Кованда был на полголовы выше ефрейтора, шире в плечах, тоньше в поясе, кулаки у него были покрупнее. Несмотря на свою ярость, Гиль сознавал это; кроме того, ему было ясно, что он перегнул, назвав мобилизованного чеха скотиной. Этого нельзя было делать ни при каких обстоятельствах, так как противоречило инструкциям, которые командир роты дал своим подчиненным. Гиль спохватился, отступил в сторону и, повелительно взмахнув рукой, закричал: – Alles, ’raus. Sauber machen, Flur, Aborte, Treppe, alles, los, los![14]14
Всем выходить на уборку! Убирать на площадках, в клозетах, на лестницах, всюду, живо, живо! (нем.)
[Закрыть]
Олин сорвался с места.
– Пойдемте, прошу вас, – обратился он к товарищам. – Иначе будет худо. Зачем дразнить его, к чему?
Кованда язвительно усмехнулся.
– Смотри, не лопни от усердия, – сказал он Олину. – Веник от тебя не убежит.
Он засучил рукава и, нагнувшись за ведром, стоявшим за дверью, сказал Гонзику:
– Эх, опять я разозлился до чертиков! Жалко, жалко, что он на меня руку не поднял! Я бы его так треснул, что он бы покатился. И ничего бы мне за это не сделали. Не затем мы сюда приехали, чтобы всякая сволочь лупила нас.
В третьем этаже Гиль бегал от двери к двери и кричал:
– Los, los!
– Ну, пошли, – сказал Кованда. – Слушаться надо, хоть и до смерти неохота. Сбрызнем-ка площадку водой да протрем тряпкой!

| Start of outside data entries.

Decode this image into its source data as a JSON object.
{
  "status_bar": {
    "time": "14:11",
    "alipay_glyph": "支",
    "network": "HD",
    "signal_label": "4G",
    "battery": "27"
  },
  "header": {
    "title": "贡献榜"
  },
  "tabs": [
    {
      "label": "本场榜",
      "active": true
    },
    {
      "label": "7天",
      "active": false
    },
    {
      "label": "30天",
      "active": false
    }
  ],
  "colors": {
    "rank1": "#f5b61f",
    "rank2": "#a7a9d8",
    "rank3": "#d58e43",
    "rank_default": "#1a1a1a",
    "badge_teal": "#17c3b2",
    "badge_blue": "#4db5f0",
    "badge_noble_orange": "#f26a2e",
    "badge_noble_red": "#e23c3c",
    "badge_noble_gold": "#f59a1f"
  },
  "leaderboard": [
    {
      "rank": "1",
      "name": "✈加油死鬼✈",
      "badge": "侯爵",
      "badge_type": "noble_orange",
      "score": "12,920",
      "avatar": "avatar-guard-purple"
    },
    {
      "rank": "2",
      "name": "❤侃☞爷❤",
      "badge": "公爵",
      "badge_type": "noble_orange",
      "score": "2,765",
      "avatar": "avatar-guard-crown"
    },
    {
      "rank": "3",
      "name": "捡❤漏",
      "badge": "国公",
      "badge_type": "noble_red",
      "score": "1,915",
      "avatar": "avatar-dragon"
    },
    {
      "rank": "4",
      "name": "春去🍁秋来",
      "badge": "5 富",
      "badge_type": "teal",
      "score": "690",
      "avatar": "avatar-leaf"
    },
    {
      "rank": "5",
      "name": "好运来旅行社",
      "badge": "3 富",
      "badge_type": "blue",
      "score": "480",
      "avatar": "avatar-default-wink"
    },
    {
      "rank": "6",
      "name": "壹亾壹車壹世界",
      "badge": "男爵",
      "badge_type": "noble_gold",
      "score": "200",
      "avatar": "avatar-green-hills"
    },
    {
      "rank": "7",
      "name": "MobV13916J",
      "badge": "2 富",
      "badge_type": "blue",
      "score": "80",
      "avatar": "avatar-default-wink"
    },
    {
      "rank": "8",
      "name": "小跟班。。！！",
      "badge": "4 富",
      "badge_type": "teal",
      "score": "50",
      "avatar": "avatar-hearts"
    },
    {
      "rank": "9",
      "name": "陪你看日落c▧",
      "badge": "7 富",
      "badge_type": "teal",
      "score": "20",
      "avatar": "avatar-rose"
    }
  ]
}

Шесть человек взялись за работу. Гонзик мыл лестницу, Мирек протирал мокрой тряпкой коридор, Пепик умывалку, Олин уборную. Кованда принес ведро с водой и вместе с Гонзиком стал мыть лестничную площадку. Нагнувшись над ведром, Кованда оглянулся на Гиля и громко крикнул:
– Вейс!
Гиль был на третьем этаже. Услышав этот возглас, он примчался на второй этаж и остановился около чехов, прерывисто дыша и злобно вытаращив глаза. Нижняя челюсть у него отвисла, руками он вцепился в перила.
Кованда, стоя на коленях, медленными круговыми движениями вытирал пыль, Гонзик, наклонясь над ведром, выжимал тряпку, Мирек протирал пол шваброй, обмотанной старым мешком.
Ефрейтор Гиль, хрипя от злости, подскочил к Гонзику и лягнул ведро. Ведро перевернулось, вода окатила Гонзику брюки до колен и потоком хлынула с площадки в нижний этаж.